Fortunately, it was soon established that the fire was caused by old wiring. They salvaged what they could and Furstenburg decided to change his focus from production to styling – that is how he slowly managed to recover from what was his worst day.
He started from scratch, working on freelance projects making very little money.
“It was far from ideal and barely sustainable but somehow my resolve strengthened not to allow this incident to raze me permanently,” says Furstenburg.
The passion for designing handbags ignited within, in 2013, he equipped himself with business training at the Branson Centre of Entrepreneurship.
When he completed the three-month training, the center placed an order with him for 70 small, original-design messenger bags to be given as gifts to guests at an event held during one of FORBES AFRICA cover stars Richard Branson’s visit to South Africa.
“It could be said that someone else spotted what I had to offer before I had known exactly, and acting perhaps more in response to a veiled instruction than personal confidence at the time, I started making bags,” he says.
“Amusingly, whatever I might have lacked in self-belief was effectively offset by a desire to wow anyone and everyone and so I almost simultaneously entered the Independent Handbag Designer Awards of that year [in New York],” says Furstenburg.
It took four years of applications before he was accepted in 2016 into the All About the Logo by Guess Handbags category. He was the first South African applicant accepted – and the first to win.

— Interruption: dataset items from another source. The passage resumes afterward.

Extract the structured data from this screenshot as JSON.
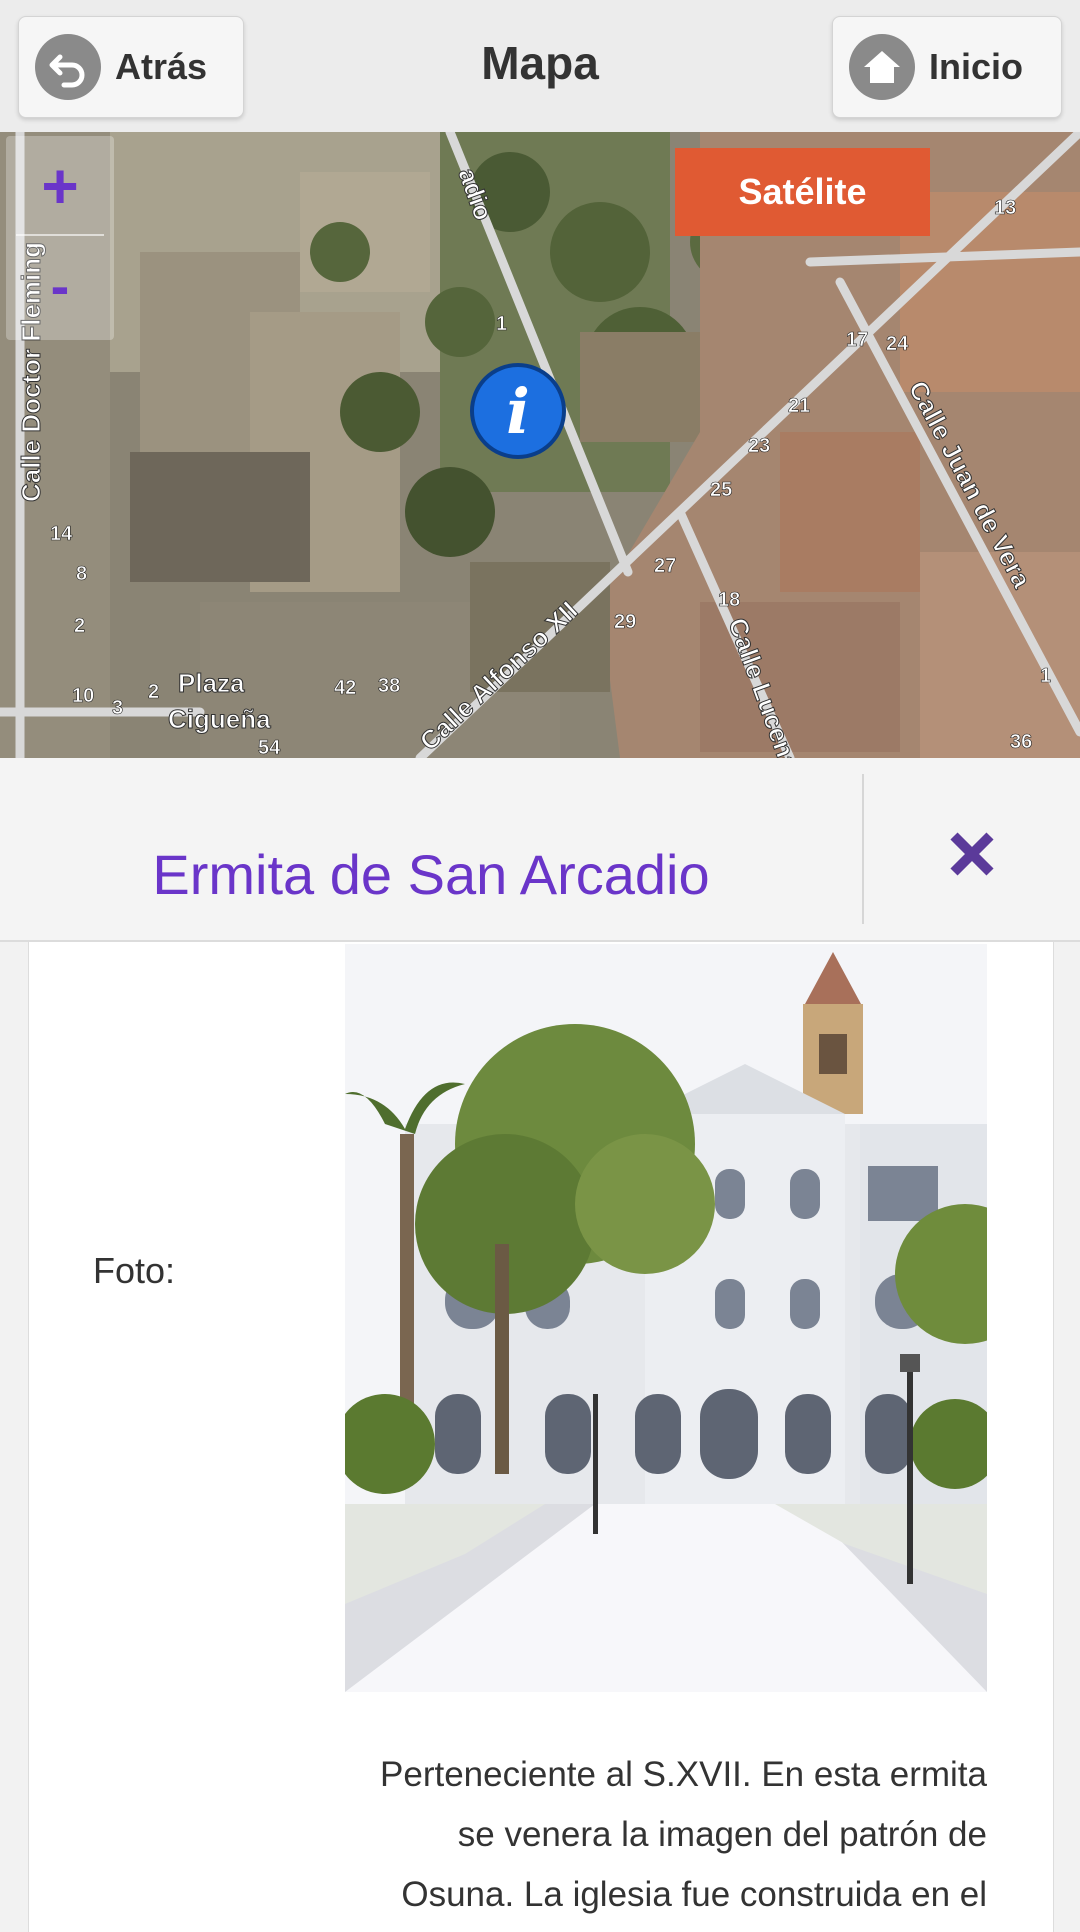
{
  "header": {
    "back_label": "Atrás",
    "title": "Mapa",
    "home_label": "Inicio"
  },
  "map": {
    "zoom_in": "+",
    "zoom_out": "-",
    "layer_button": "Satélite",
    "marker_symbol": "i",
    "labels": {
      "doctor_fleming": "Calle Doctor Fleming",
      "arcadio": "adio",
      "plaza": "Plaza",
      "ciguena": "Cigueña",
      "alfonso": "Calle Alfonso XII",
      "lucena": "Calle Lucena",
      "juan_vera": "Calle Juan de Vera"
    },
    "numbers": [
      "1",
      "14",
      "8",
      "2",
      "10",
      "3",
      "2",
      "42",
      "38",
      "54",
      "27",
      "29",
      "18",
      "25",
      "23",
      "21",
      "17",
      "24",
      "13",
      "1",
      "36"
    ]
  },
  "popup": {
    "title": "Ermita de San Arcadio",
    "photo_label": "Foto:",
    "description": "Perteneciente al S.XVII. En esta ermita se venera la imagen del patrón de Osuna. La iglesia fue construida en el"
  },
  "colors": {
    "accent": "#6a35c9",
    "satellite_button": "#e05a33",
    "marker": "#1c6fe0"
  }
}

This opened doors for him locally and internationally.
Furstenburg is currently working on a procurement deal with an international airline. If successful, it will be the golden game changer that takes his business to the goal of netting an annual profit of $1 million by 2019.
Six years after his worst day, Furstenburg is not without challenges. But he is continuously taking it one step at a time, ensuring that the fire he has for designing world-class handbags never burns out.
“I must admit that I get a little breathless reflecting on the trajectory that the business has followed in the last 15 months, not least because of the risks we’ve survived and the gratitude I feel to those who’ve guided and supported me,” he says.